Hopkins School Celebrates Black History Month 2020

The Hopkins community will celebrate Black History Month this year with a variety of educational and enrichment activities throughout February. While African-American history is part of the School's curriculum, our community will take extra time throughout the month for further exploration of significant historical figures and events.

Organized by the Office of Equity and Community, and in coordination with the Student Diversity Board, Students United for Racial Equity, and the Black and Latinx Student Union, the programming will include guest speakers, an artist residency, movie screenings, discussions and more.

The following events are open to various members of the community. If alumni are interested in attending the events below, please contact Katey Varanelli, Director of Alumni/ae Engagement, at kvaranelli@hopkins.edu.

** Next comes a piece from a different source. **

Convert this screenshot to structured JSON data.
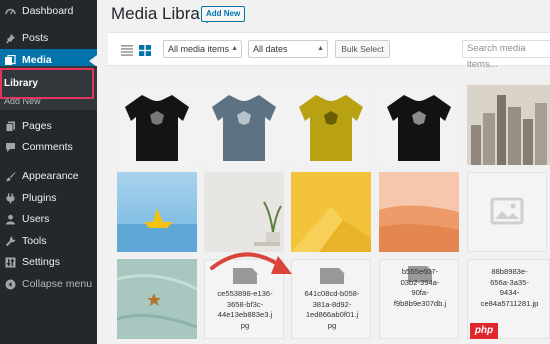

A Diplomat of Consequence Screening
with Q&A with Christopher Teal led by Fran Palmieri ’79

Thursday, January 30, 2020 @ 6:30 PM in Upper Heath
This event is free and open to students, parents, faculty and staff, and alumni.

A Diplomat of Consequence, a documentary about the first African American diplomat, Ebenezer D.Bassett, will be screened and then discussed with its writer and director, Christopher Teal.

With his appointment in 1869 by President Ulysses Grant to be the U.S. diplomat in Haiti and the Dominican Republic, Bassett was not only a symbol of breaking the color barrier, but his work as a diplomat paved the way for other minorities after him. He is recognized as one of the early American defenders and advocates of international human rights, during a difficult time in foreign policy.

I Am Shakespeare Screening and Discussion with Director Stephen Dest
Thursday, February 13, 2020 @ 6:00 PM in Upper Heath
This event is free and open to students, parents, faculty and staff, and alumni.

Join the Hopkins community for an intimate screening and discussion of I Am Shakespeare, which chronicles the true life story of Henry Green. He lived a dual life as a brilliant young actor and inner-city gang member, who was brutally shot and left for dead just shortly after his inspiring performance in Shakespeare's 'Romeo and Juliet' and his remarkable (against all odds) recovery/intestinal transplant received by a 13-year-old boy (Jack) who was killed in a car accident on the other side of the country but who still managed to save Henry's life.

Director Stephen Dest will also work with students in Ian Melchinger's video production class as an artist-in-residence. 

Poet Jericho Brown Visits Hopkins
Friday, February 14, 2020
Presentation during Morning Assembly is open to students, parents, faculty, and staff.

The Hopkins Poetry Committee has invited award-winning poet Jericho Brown to Hopkins for a day of programming including an assembly presentation, two Q&A sessions with students in the Calarco Library, a luncheon in Stone Lounge with faculty members, and a poetry workshop with writers from the Daystar, the student literary magazine.

Jericho Brown is the recipient of a Whiting Writers’ Award and fellowships from the John Simon Guggenheim Foundation, the Radcliffe Institute for Advanced Study at Harvard University, and the National Endowment for the Arts. Brown’s first book, Please (2008), won the American Book Award. His second book, The New Testament (2014), won the Anisfield-Wolf Book Award and was named one of the best of the year by Library Journal, Coldfront, and the Academy of American Poets. He is also the author of the collection The Tradition (2019). His poems have appeared in Buzzfeed, The Nation, The New York Times, The New Yorker, The New Republic, Time, and The Pushcart Prize Anthology, and several volumes of The Best American Poetry anthologies.

Harriet - Private Screening for Hopkins Community
Thursday, February 20, 2020 @ Bow Tie Cinemas in New Haven
4:00 PM & 7:00 PM Showings (Buses from Hopkins available)
This event is open to students, parents, faculty and staff, and alumni.

Based on the thrilling and inspirational life of an iconic American freedom fighter, Harriet tells the extraordinary tale of Harriet Tubman's escape from slavery and transformation into one of America's greatest heroes. Her courage, ingenuity, and tenacity freed hundreds of slaves and changed the course of history.